US President Donald Trump told NBC News that Iran did not inform him that it had suspended negotiations.[20] He added that the United States would not necessarily resume military operations if talks collapsed but would instead maintain its naval blockade on Iranian ports because Iran is “losing a fortune.”[21]
Iran and the United States have exchanged limited fire over the past 48 hours.

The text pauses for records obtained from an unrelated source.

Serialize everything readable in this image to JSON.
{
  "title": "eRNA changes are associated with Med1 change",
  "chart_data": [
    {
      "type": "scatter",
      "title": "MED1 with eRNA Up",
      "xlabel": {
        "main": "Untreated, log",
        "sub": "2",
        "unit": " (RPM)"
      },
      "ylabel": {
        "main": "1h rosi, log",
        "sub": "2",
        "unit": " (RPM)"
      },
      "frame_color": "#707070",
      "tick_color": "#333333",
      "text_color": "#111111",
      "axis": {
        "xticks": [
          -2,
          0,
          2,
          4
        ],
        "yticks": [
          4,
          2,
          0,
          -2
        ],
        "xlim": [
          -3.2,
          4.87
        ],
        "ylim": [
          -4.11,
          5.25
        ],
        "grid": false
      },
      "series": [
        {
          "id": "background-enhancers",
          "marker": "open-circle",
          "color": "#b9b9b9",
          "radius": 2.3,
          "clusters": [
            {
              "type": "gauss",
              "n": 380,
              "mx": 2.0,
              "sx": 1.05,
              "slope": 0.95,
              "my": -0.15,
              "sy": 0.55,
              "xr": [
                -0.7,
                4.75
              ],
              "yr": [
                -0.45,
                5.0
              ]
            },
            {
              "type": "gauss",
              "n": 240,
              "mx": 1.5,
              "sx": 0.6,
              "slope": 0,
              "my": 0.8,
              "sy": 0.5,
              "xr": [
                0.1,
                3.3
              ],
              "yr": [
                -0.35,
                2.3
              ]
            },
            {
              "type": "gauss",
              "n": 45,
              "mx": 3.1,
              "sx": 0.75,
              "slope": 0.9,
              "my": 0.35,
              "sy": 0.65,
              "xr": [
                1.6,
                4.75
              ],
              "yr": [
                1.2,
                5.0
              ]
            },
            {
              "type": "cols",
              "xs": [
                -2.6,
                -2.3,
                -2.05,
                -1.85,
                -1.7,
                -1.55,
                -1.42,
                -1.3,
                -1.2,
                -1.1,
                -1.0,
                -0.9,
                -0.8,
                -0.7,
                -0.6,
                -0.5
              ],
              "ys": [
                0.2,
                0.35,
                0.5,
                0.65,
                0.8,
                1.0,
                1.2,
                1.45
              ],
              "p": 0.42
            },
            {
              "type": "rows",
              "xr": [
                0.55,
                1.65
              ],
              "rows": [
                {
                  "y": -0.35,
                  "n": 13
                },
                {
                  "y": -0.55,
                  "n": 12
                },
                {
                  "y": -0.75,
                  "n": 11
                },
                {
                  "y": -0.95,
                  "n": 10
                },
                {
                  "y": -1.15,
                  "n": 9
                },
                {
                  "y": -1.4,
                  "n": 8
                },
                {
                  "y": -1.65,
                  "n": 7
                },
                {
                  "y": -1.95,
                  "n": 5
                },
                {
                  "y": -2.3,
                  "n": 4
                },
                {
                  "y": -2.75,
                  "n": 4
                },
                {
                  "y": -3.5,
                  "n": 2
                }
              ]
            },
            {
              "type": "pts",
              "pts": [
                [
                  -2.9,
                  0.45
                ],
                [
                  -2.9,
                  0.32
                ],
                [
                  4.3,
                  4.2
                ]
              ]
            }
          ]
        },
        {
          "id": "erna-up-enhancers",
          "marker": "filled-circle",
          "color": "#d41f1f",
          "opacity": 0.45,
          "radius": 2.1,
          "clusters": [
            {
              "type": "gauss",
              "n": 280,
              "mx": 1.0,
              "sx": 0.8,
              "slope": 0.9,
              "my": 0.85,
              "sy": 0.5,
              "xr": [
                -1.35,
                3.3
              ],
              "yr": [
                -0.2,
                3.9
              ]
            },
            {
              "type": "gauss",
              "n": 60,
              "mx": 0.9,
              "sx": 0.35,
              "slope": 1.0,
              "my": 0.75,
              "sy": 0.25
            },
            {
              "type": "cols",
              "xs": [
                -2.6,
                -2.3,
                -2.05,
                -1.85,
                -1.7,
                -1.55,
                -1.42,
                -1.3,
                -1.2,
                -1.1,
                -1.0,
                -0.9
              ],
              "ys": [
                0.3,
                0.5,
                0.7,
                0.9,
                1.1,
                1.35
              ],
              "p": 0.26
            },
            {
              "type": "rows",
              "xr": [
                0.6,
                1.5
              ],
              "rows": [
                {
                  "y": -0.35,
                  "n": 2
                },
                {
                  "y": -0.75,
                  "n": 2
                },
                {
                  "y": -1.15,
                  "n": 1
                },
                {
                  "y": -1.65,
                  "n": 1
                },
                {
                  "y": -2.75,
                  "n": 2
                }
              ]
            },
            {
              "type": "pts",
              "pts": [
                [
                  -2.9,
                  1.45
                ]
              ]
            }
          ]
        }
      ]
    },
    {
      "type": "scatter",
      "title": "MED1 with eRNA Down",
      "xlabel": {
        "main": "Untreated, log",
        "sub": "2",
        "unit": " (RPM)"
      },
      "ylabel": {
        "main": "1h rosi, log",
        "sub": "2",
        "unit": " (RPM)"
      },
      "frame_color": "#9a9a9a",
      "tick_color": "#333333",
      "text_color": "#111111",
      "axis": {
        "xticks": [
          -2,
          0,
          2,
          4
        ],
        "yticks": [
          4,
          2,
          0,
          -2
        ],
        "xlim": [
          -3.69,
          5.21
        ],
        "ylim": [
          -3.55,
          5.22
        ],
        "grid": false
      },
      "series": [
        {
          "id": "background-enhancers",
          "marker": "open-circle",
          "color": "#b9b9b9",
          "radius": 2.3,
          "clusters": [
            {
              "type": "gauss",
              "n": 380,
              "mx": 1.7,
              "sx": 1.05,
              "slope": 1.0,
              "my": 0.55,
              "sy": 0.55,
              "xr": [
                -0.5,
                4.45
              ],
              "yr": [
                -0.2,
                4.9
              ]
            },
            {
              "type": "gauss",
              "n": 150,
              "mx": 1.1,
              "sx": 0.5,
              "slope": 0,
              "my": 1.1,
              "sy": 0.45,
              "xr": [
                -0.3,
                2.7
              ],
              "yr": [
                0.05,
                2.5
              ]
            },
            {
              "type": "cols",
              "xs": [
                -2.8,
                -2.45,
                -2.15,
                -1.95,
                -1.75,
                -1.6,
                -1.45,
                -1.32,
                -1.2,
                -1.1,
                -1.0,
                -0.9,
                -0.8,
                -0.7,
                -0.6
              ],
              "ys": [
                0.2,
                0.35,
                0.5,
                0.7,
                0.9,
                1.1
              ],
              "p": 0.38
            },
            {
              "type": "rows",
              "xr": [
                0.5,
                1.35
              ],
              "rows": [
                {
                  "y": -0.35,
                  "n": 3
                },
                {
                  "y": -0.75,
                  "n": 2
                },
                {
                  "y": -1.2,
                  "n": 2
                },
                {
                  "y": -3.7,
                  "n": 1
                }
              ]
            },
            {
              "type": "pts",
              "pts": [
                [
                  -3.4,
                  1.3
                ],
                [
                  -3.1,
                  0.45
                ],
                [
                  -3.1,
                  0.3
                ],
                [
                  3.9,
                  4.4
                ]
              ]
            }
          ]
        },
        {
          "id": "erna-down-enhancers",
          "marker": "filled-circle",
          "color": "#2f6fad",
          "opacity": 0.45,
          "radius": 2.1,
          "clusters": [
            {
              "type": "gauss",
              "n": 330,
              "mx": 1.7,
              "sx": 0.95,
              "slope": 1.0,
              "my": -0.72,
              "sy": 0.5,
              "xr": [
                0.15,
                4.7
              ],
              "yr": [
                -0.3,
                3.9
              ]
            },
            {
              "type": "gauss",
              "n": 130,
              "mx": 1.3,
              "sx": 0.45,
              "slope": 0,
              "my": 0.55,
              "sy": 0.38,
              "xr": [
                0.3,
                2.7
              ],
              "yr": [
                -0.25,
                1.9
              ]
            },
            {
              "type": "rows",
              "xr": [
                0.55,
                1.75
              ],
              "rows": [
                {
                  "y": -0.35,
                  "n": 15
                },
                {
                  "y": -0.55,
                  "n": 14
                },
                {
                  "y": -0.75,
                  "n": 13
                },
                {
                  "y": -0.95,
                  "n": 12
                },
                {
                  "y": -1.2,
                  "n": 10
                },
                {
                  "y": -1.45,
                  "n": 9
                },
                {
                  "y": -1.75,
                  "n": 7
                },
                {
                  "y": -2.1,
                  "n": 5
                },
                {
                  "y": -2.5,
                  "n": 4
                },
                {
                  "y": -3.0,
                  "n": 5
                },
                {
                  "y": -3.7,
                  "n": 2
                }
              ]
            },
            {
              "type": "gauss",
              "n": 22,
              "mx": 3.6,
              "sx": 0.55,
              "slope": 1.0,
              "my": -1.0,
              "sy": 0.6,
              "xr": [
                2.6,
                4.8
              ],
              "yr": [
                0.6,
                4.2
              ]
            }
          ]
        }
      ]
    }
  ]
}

IRGC-affiliated media announced on May 31 that Iranian air defenses shot down a US MQ-1 Predator drone over “Iranian territorial waters.”[22] US Central Command (CENTCOM) confirmed on May 31 that Iranian air defenses shot down the drone but clarified that the drone was operating over international waters.[23] CENTCOM responded by launching defensive strikes targeting Iranian air defense systems, a ground control station, and two Iranian one-way attack drones on Qeshm Island and in Goruk, Hormozgan Province.[24] The IRGC retaliated against the US strikes by launching two missiles at US forces in Kuwait on May 31.[25] CENTCOM confirmed that US forces intercepted the two missiles and reported no damage or casualties.[26]
Iranian forces also likely attacked a civilian cargo vessel located off the coast of Iraq on June 1.[27] United Kingdom Maritime Trade Operations (UKMTO) reported on June 1 that an unspecified projectile struck a cargo vessel transiting the northern Persian Gulf approximately 40 nautical miles southeast of the Umm Qasr Port in Iraq.[28] Iraqi media and open-source intelligence (OSINT) accounts reported that the struck civilian vessel was the Panama-flagged MSC Sariska V.[29] UKMTO reported a second impact on the same vessel several hours after the initial attack.[30] The second impact caused a fire onboard, which the crew was able to extinguish.[31] Iraqi officials told Reuters on June 1 that the second impact was likely caused by a drone.[32] The IRGC Navy warned commercial vessels on June 1 that it will identify and “[deal] with” vessels that cooperate with “extra-regional hostile forces.”[33]
Hezbollah has continued to target larger urban areas deeper inside Israeli territory, likely in response to the Israel Defense Forces’ (IDF) recent advances in southern Lebanon.[34] Hezbollah claimed that it fired rockets targeting the northern Israeli city of Tiberias, which is located about 20 miles south of the Israel-Lebanon border, on May 31.[35] An Israeli military correspondent reported that the rockets did not strike their target and caused no casualties.[36] Hezbollah has targeted several urban areas in northern Israel and has progressively targeted cities deeper inside Israeli territory in recent days.[37]